Ser implacável não é agir contra meia dúzia de funcionários de uma autarquia, é ordenar a floresta. Aumentar o IMI para quem abandona o prédio herdado, fazer o cadastro e assumir decência para com o país.
E, veloz, veio outro coscuvilheiro, ouvindo “ignições sucessivas, durante a noite, em áreas contíguas”.
Se estudassem e percebessem da dinâmica dos fluidos e das projeções, não diriam toleimas como “há praticamente uma certeza que não é a natureza que provoca estes incêndios”. Pois não pá, é a ineficiência do Estado, um sentimento inculcado de displicência, trocado pela propaganda e por um sistema que prebenda o mando com 5 mil euros e o trabalho com 3000, se fizer 24 horas dia no mês inteiro.
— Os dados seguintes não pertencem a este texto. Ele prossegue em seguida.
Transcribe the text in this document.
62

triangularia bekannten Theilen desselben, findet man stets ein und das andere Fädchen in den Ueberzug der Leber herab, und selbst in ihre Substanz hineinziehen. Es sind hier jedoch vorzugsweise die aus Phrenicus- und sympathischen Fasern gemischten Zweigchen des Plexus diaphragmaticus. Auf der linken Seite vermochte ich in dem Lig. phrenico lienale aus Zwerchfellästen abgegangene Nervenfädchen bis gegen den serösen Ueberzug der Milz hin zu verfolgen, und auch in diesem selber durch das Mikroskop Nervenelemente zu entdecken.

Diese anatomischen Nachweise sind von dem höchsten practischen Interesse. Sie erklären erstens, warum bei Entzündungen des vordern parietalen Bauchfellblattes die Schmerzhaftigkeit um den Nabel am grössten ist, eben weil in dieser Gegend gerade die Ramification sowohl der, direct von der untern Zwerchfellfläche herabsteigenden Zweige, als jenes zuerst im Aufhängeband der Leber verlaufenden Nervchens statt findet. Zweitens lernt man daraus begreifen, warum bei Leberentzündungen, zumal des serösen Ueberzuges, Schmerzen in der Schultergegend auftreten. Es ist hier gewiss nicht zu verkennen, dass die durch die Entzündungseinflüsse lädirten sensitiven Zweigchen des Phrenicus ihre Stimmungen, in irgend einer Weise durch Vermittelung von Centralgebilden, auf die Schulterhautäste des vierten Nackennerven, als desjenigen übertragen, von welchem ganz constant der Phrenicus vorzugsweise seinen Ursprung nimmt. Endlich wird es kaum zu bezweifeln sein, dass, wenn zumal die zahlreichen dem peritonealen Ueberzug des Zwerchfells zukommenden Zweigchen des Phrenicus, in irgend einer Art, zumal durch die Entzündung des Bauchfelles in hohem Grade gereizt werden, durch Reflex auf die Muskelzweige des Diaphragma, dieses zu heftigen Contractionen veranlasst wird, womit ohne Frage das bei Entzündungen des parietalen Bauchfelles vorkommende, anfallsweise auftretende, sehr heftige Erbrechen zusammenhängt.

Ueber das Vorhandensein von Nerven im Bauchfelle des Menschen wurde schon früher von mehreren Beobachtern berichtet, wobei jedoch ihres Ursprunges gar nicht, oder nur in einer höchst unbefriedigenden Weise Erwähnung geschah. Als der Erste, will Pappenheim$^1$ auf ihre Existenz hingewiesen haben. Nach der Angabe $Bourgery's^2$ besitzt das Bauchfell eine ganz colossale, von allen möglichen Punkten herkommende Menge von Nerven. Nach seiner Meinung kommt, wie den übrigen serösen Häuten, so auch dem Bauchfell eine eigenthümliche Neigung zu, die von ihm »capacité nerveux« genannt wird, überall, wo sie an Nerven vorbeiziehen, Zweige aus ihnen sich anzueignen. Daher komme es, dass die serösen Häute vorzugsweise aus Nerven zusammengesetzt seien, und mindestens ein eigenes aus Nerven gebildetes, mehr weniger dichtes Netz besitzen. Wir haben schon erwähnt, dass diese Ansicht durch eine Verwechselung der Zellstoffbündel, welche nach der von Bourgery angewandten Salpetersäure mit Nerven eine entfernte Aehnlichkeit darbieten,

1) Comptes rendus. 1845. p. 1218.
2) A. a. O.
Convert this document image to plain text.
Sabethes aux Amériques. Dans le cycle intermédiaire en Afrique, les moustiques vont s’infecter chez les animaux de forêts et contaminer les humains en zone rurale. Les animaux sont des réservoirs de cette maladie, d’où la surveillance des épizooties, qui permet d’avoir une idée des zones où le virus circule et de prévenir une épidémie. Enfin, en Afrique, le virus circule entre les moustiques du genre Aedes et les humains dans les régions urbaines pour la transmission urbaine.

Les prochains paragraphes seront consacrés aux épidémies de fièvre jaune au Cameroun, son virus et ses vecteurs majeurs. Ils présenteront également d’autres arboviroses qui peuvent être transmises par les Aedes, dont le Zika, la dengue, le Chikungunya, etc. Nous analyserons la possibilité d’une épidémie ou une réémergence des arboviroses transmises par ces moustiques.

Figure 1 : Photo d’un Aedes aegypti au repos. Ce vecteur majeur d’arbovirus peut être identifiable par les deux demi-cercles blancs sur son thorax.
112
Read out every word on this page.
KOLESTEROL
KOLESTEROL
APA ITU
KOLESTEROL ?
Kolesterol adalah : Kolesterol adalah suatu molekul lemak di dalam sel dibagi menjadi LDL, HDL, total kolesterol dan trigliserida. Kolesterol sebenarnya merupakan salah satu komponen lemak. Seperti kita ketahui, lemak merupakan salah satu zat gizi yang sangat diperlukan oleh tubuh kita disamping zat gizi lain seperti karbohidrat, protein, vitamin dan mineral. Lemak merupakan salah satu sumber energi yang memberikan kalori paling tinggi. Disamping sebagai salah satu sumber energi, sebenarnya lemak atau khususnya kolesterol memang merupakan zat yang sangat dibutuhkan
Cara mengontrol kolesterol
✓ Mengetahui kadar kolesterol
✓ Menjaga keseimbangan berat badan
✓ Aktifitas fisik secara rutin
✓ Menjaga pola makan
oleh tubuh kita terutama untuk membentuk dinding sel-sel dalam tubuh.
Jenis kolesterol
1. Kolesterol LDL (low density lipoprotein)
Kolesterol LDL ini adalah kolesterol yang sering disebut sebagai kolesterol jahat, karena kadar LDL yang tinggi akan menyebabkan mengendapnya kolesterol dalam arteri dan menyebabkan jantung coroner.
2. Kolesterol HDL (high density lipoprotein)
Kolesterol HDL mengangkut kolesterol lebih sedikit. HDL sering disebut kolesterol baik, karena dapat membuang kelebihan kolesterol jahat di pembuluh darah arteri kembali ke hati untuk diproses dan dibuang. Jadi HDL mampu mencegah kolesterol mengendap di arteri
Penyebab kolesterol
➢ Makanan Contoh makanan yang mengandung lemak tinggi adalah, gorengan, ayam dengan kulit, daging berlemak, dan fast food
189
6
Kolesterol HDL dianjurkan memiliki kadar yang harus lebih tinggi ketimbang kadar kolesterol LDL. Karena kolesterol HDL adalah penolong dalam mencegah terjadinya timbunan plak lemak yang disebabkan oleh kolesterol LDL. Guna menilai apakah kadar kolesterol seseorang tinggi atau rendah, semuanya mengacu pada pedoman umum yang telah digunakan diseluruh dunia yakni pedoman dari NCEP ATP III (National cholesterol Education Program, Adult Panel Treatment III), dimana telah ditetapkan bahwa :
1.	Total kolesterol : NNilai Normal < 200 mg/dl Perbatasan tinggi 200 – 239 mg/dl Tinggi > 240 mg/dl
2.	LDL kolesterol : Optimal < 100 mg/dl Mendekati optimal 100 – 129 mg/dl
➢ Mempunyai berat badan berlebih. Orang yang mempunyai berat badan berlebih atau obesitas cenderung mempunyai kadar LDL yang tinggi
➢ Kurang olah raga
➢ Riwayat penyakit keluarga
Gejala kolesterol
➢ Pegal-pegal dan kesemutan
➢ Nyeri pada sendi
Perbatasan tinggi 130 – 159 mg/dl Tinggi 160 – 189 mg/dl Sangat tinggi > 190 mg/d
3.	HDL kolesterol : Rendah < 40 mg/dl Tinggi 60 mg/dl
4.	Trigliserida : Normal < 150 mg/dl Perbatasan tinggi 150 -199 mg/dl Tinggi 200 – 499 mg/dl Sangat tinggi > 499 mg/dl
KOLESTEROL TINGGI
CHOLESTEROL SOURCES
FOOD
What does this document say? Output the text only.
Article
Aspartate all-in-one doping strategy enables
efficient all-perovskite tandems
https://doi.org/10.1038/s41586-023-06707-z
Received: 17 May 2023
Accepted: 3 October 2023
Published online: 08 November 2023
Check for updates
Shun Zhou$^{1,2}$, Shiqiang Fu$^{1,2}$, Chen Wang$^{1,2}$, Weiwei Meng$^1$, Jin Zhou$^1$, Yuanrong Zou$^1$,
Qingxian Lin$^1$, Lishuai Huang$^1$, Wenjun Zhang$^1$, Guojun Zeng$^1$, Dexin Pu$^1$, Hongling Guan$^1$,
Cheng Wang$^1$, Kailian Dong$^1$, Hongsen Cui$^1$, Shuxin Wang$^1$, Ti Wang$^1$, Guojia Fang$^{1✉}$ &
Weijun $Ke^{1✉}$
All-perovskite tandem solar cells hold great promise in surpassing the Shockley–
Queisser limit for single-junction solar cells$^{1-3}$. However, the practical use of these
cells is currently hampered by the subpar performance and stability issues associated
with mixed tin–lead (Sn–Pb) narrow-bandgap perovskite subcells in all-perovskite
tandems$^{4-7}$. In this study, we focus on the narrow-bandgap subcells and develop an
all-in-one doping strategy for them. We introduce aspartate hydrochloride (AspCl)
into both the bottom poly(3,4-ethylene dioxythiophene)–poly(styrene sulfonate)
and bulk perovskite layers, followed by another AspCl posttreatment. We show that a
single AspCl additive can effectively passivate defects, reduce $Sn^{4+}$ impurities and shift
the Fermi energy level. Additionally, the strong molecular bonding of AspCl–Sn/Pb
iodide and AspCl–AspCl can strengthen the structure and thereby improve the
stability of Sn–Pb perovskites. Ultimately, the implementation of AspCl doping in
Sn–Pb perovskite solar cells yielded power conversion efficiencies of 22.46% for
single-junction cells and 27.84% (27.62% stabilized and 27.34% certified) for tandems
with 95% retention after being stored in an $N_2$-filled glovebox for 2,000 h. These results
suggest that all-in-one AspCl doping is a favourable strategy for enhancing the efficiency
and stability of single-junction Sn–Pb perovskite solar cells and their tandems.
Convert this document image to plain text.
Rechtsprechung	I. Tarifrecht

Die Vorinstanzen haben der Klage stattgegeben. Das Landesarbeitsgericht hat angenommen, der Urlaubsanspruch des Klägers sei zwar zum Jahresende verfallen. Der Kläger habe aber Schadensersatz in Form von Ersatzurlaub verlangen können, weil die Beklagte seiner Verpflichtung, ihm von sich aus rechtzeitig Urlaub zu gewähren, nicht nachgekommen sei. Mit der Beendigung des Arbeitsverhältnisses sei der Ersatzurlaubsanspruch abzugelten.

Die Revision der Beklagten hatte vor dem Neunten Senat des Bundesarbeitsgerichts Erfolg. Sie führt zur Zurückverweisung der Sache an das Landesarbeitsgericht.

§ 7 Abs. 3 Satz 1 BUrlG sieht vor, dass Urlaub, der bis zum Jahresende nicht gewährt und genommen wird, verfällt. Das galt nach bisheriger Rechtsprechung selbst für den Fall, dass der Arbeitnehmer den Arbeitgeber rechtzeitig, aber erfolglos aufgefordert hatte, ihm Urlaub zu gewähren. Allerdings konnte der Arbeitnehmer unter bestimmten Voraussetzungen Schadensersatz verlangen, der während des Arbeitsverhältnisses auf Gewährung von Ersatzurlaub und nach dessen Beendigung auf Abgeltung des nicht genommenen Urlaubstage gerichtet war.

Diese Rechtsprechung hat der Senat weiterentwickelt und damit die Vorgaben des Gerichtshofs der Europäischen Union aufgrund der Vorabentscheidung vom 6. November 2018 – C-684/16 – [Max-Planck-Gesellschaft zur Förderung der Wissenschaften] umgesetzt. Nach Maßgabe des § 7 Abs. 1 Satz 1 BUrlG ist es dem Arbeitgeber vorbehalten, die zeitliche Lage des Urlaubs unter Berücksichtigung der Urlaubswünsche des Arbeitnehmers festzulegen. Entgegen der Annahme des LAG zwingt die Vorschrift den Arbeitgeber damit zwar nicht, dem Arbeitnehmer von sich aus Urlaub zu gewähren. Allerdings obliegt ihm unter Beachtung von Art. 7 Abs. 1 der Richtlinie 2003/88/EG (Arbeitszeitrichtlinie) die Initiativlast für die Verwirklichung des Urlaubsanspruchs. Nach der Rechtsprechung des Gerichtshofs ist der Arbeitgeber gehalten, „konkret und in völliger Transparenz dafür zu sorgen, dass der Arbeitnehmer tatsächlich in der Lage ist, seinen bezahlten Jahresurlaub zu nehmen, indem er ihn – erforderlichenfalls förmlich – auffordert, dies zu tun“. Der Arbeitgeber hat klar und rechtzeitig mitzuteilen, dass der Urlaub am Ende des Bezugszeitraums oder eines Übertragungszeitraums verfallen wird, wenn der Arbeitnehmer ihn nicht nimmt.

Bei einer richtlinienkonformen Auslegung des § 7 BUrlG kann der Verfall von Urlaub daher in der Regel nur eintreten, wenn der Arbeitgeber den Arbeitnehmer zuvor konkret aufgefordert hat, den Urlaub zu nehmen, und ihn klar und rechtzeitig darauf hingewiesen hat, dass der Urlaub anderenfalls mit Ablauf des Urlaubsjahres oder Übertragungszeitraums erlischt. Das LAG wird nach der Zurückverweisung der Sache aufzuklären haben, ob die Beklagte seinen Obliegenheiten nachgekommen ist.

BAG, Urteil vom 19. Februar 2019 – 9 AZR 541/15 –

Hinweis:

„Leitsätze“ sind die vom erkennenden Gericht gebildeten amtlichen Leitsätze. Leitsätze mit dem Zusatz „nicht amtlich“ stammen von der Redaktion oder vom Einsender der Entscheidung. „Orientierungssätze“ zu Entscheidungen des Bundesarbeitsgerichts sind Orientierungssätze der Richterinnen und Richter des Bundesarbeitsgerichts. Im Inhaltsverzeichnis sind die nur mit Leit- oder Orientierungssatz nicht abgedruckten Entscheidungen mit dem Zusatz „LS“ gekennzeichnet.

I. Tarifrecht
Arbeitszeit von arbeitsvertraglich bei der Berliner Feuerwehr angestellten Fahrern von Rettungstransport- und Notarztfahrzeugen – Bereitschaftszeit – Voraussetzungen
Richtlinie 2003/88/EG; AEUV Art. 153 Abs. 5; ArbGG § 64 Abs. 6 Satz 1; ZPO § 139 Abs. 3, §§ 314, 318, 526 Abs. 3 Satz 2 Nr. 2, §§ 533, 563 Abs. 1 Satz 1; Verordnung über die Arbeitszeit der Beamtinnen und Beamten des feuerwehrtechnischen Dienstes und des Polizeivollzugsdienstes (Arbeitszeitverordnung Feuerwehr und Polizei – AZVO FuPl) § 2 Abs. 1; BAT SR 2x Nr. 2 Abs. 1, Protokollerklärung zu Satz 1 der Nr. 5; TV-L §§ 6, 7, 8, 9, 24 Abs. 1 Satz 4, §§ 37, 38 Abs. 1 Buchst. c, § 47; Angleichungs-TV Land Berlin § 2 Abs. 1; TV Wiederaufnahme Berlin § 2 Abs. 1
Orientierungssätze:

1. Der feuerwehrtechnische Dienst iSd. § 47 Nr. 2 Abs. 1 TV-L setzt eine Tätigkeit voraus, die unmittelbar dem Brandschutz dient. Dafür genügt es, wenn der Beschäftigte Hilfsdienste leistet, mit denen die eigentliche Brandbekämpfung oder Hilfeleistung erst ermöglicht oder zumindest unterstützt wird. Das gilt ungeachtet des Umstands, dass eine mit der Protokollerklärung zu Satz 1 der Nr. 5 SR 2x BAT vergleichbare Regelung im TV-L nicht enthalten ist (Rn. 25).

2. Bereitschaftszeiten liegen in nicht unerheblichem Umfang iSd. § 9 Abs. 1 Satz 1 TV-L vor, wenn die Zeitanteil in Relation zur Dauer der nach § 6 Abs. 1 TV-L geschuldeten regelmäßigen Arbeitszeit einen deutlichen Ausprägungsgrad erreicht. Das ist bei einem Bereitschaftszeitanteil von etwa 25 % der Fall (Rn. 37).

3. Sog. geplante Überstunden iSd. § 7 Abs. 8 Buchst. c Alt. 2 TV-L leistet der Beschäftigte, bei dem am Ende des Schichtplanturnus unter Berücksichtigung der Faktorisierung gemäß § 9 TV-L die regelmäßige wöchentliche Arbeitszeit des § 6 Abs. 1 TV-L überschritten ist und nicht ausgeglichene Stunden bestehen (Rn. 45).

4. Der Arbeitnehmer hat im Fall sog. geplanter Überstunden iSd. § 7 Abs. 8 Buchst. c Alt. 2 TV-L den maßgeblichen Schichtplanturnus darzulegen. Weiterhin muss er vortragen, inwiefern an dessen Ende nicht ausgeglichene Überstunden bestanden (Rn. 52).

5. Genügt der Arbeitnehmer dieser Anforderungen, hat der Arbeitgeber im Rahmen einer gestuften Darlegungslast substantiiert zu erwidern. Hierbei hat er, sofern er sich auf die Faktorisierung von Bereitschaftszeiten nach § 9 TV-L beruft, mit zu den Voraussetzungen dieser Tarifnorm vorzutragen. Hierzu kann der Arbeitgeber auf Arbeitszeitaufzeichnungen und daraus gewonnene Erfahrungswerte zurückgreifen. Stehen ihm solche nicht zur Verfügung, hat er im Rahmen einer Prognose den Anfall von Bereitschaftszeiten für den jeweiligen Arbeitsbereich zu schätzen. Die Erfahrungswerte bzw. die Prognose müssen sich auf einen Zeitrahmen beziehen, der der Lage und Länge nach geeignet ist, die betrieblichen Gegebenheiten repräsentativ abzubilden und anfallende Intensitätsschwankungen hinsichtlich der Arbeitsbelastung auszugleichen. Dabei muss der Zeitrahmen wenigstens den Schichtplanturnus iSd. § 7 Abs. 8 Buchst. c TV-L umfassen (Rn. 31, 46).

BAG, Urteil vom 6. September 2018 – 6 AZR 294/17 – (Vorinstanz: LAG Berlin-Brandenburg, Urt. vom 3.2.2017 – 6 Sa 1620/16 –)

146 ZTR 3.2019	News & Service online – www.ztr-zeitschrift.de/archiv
Ele não há coincidências, nem mãos de fósforo. Há ganância. E temos de ouvir, em Espanha, o governo declamar pelo desinteresse no mundo rural.
Não o disse em Viseu, onde durante 5 dias o mundo inteiro discutiu a agroecologia.
O mouro faria melhor em ouvir o Presidente da Câmara Municipal de Tábua que exige uma Área Integrada de Gestão da Paisagem, nos 1100 hectares queimados .
E se assim não for, nem a santidade nos salva.
Aprender cedo o respeito que os bombeiros merecem, ordenar o território e chega de encolher braços.
Dignidade que não vejo! Para não sermos os “cãodenados”, à espera do cardeal, enquanto sacudimos lágrimas no Salão Nobre dos Bombeiros Voluntários de Vila Nova de Oliveirinha.
Cito Almada, “as pessoas que mais admiro são aquelas que nunca acabam”.
E agora deixem-me embebedar de azul e fecundem-se na terra onde procriaram!